I suspect this is an equivalent problem to the constraint solving that I mentioned two comments ago.

nicktobey commented 1 year ago

(Also for full context, Dolt does eventually generate a plan after 30 minutes on my machine. The plan it generates is not the optimal plan that MySQL generates, but it's close enough that plan execution still takes a negligible amount of time. I'm attaching the plan that Dolt generates.) plan.txt

It's possible that enough "close enough" plans exist for this test case that merely setting a limit to how many plans the analyzer considers will suffice as a stop-gap measure.

max-hoffman commented 1 year ago

At a high level I think MySQL does bottom up join planning, where they just try to accumulate the next best lookup from a kernel node. We do more top-down, which generates more plans but is subject to traversing too much of the search space when we aren't careful (we aren't). Functional dependencies are a good way to check whether we have found an optimal join plan for a given group, which would let us avoid trying to optimize the group any further. This mixes the best of both worlds -- flexibility to continue exploring variations at a level in the join tree, and a lever to stop exploring when we've found an optimal plan.

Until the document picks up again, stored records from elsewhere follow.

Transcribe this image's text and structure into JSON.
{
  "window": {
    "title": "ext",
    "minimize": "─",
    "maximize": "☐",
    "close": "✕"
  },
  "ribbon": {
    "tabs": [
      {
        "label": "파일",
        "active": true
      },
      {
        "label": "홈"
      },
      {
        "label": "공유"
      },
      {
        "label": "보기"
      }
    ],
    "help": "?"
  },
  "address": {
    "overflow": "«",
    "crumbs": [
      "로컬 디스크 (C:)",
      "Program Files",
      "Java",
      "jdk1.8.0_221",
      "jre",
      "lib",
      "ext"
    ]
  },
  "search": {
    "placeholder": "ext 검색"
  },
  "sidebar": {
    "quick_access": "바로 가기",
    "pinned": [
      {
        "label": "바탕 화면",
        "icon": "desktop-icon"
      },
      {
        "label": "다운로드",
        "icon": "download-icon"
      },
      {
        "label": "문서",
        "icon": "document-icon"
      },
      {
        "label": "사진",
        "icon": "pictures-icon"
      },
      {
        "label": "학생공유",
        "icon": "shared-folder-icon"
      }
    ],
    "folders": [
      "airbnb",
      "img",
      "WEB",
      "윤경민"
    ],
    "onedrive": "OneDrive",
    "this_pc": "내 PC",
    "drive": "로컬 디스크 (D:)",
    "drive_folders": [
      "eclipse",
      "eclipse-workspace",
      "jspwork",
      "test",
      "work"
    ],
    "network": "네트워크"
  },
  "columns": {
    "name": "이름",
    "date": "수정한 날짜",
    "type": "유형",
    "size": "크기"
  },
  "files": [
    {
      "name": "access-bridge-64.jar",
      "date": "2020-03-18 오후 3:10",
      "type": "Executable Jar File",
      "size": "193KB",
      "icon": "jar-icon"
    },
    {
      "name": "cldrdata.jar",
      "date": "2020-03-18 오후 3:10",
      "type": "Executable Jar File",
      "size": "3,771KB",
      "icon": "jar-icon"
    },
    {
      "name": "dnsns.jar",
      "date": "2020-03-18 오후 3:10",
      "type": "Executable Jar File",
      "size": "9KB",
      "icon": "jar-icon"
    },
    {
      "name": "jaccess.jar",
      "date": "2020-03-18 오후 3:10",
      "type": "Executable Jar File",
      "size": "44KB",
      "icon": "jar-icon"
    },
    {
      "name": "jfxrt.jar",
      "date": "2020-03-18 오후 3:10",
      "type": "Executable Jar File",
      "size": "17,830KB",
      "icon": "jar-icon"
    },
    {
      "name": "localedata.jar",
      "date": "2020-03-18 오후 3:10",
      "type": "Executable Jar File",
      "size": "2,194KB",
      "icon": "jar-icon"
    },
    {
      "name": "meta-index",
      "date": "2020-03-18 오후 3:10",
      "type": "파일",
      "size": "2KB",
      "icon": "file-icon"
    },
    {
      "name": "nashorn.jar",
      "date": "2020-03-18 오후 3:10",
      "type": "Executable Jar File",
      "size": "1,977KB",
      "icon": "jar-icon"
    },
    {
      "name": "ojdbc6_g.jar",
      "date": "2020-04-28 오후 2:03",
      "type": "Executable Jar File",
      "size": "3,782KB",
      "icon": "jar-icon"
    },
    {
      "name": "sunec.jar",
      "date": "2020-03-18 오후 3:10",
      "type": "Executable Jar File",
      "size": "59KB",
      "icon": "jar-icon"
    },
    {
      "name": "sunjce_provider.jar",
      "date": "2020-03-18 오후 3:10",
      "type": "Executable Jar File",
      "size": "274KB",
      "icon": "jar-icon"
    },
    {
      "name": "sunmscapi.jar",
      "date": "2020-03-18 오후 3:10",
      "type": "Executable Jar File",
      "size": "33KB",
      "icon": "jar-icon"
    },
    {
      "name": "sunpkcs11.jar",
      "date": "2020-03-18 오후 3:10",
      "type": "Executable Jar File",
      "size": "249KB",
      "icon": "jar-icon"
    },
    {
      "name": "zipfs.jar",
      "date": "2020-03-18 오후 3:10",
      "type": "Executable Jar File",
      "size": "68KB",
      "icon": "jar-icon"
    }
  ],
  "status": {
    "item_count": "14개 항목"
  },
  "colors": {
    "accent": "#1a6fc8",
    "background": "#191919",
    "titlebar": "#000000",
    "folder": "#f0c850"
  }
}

A peephole optimization that used FDs to prune join exploration sound nice, how to practically get there without refactoring more of join exploration is hazy to me. The problem in my head is still the ordering problem -- right now we (1) generate all plans (2) cost all plans. In an ideal world we would (1) generate a new plan, (2) cost that plan, (3) decide whether we want to continue exploring new plans. Is there a middle ground that gets us most of the benefit? Do we just need to refactor join exploration to generate new plans on demand?

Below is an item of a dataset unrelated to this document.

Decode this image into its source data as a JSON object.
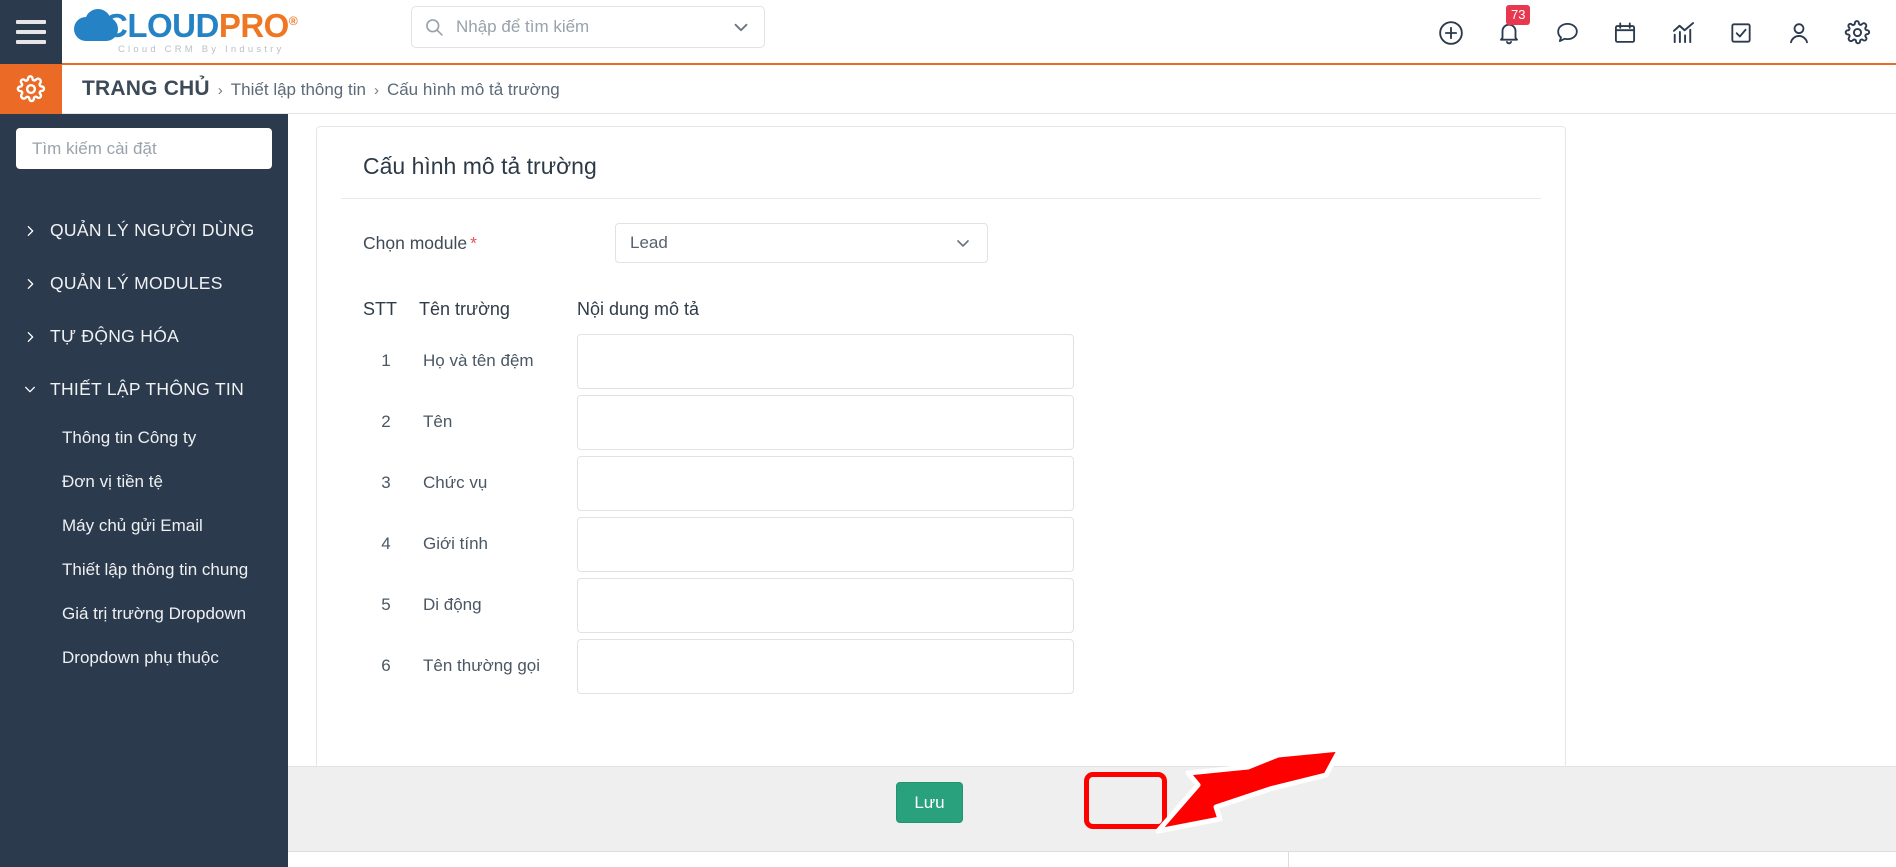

zachmu commented 1 year ago

I suspect (but haven't measured yet), that we are testing every possible join order in the "reorder joins" optimization, which leads to an exponential blowup in join planning. We may need a better heuristic for ordering joins that doesn't require generating and costing every possible ordering.

It's been a while since I've been in there, but this sounds like a search constraint problem. If we have a best cost so far, then we can prune the search space if the incremental cost ever goes above that as we're generating potential plans.

The key is that you don't need to generate an entire plan before pruning that part of the search space. Lots of table orderings are going to be predictably terrible, there's no need to continue exploring those dead ends.